The spread of polio to Guinea and Mali brings to 12 the number of previously polio-free African countries that have experienced an outbreak of the disease since January 2003. The spread deals a serious setback to the agency's efforts to eradicate the disease by year's end, a goal also hampered by a funding gap of $100 million.

But WHO, a United Nations agency based in Geneva, said it still believed it would eradicate polio, though it might take longer than expected.

WHO confirmed one polio case in Guinea, a child who became ill June 5, and two cases in Mali, in children whose symptoms began May 15 and July 5.

The agency also confirmed three additional cases in the Darfur region of western Sudan; all three children fell ill in July.

Guinea and Mali are outside a ring of countries that conducted synchronized polio vaccination programs last winter in an attempt to create an immunologic firewall to limit the spread of the disease from Nigeria and Niger.

Polio was last reported from Guinea in October 1999 and from Mali in January 1999.

Before the latest cases, WHO had planned additional synchronized vaccination programs in 22 countries, including Guinea and Mali, in October and November. The fall program aims to immunize 74 million children under the age of 5 years.
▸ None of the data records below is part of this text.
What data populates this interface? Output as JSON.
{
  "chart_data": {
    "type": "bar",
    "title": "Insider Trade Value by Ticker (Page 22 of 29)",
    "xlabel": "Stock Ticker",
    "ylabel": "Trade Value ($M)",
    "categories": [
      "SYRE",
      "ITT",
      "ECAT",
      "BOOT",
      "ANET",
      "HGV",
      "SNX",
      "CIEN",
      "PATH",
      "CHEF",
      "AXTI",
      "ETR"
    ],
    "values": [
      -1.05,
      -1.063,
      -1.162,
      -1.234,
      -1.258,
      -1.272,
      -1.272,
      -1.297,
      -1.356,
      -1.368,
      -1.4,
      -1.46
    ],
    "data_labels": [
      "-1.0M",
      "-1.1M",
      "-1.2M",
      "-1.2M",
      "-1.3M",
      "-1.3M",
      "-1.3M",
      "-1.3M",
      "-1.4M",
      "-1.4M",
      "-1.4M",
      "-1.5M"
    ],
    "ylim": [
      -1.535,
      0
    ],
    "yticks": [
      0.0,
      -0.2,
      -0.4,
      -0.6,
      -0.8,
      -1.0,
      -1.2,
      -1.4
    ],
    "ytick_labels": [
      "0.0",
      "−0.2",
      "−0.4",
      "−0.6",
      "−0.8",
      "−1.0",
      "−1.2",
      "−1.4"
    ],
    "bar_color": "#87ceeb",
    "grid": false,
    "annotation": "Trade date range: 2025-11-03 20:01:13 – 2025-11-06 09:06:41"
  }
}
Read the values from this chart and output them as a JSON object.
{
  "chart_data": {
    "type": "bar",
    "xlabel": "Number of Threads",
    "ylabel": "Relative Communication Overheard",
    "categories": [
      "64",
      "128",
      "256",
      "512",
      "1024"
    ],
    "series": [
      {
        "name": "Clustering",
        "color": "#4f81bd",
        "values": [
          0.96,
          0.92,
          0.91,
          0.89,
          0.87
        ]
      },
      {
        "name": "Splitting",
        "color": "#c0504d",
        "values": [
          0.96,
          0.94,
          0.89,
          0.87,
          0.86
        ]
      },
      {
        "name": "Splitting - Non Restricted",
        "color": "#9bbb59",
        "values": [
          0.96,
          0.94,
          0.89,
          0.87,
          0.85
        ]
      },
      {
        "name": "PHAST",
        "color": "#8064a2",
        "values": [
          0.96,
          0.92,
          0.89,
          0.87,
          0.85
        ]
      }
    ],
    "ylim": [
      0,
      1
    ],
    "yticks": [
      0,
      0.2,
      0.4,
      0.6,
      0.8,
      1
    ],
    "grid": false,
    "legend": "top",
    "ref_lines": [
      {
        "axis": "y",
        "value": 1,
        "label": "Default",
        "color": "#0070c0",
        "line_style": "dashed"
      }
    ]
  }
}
The outbreak originated in northern Nigeria where the government of the state of Kano had banned polio immunizations, WHO said. Religious and political leaders there had opposed immunization for a number of reasons, including belief that the vaccine made girls sterile and could spread HIV.

After tests performed independently showed no impurities or adulteration, Kano had lifted its ban on polio vaccine, leading to resumption of the immunization program late last month.

Dr. Bruce Aylward, global coordinator for the WHO polio program, said in a telephone interview from Geneva: "If there is to be any silver lining in this, it is that it shocked people out of the complacency that once Kano restarted immunizations our problems are solved.

"But the reality is we have a big epidemic in northern Nigeria. It is spreading and will continue to spread until we get a number of good immunization rounds in there."

Among the problems that health workers face as they try to wipe out polio is that routine immunization programs in affected countries fail to reach 50 percent of the target population.

"That raises the stakes in terms of how good the immunization campaigns need to be in October and November," Aylward said.

The need to conduct intensive immunization programs in a broader area of Africa is forcing WHO to spread its international consultants and technical workers more thinly, increasing the risks to the quality of the programs in key areas, Aylward said.

As of Aug. 24, there were 602 polio cases worldwide, of which 476, or 79 percent, are in Nigeria. Ninety percent of the world's cases are in Africa, where all but two countries - Nigeria and Niger - had been freed of polio by the end of 2002.

The number of polio cases might reach 1,000 this year in Nigeria, Aylward said, and it could take a full year of work to get it to zero.